Other basic details: Weather was perfect again, with temps in the low 50s. Breakfast: my fall pre-long run breakfast: oatmeal with peanut butter. Outfit: tank top, shorts, sun glasses, visor. (There needs to be a less-weird word for visor.) I arrived with just enough time to get to the check-in area, pick up my number, go back to my car to grab race stuff, and make it back to the starting line.
The first 14 miles or so went by really quickly. The course is two loops, essentially circling White Bear Lake, and the hills are pretty rolling (a detail I'd apparently forgotten). There are great cheer zones at the water stops, which are stationed every two miles. Those are always run by school or community groups and are always themed: this year included zombies, '80s and pool party/under the sea.
(By the way, the whole morning was a little extra-fun this year because I had just read Through No Fault of My Own: A Girl's Diary of Life on Summit Avenue During the Jazz Age - which, if you didn't already catch me raving about it in a previous post, is wonderful. Anyway, the girl in the title is Coco, and Coco's family summered on White Bear Lake in the 1920s, so I daydreamed a little about that in different parts of the race.)
I settled into my goal marathon pace three miles into the first loop and actually kept purposely slowing myself down to keep myself on pace. I felt great but knew it was a long workout, and I didn't want to get mentally tricked by running too hard to close the first loop with a big, long second loop waiting on the other side. The second loop definitely did get tougher, but I stayed on my goal pace and finished the 14-mile workout with an average about 10 seconds per mile faster than what I'd been aiming for. Hooray!

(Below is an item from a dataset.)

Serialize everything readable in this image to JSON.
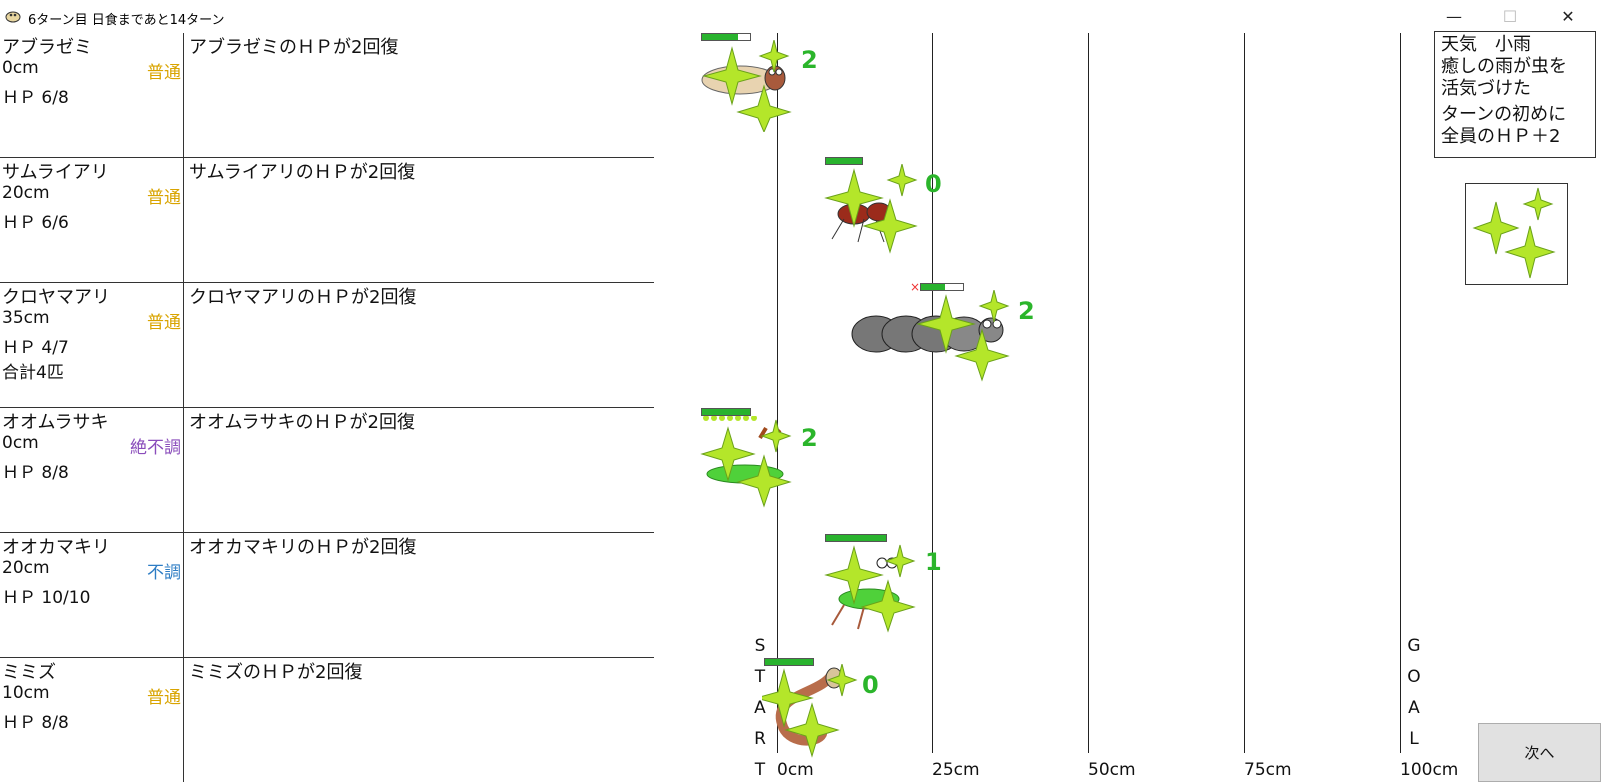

The last three miles were no joke, though. Luckily, I had a water stop to look forward to at Mile 18, and then it was an "eight-laps-around-the-track-left" kind of countdown that went by fairly quickly. I crossed the finish line feeling pretty good.
Hi! All done. |
I walked past one of White Bear Lake's beaches on the way back to my car, and the temperatures had warmed enough so there were a few people sitting on the sand. Minnesota in September can be so wonderful.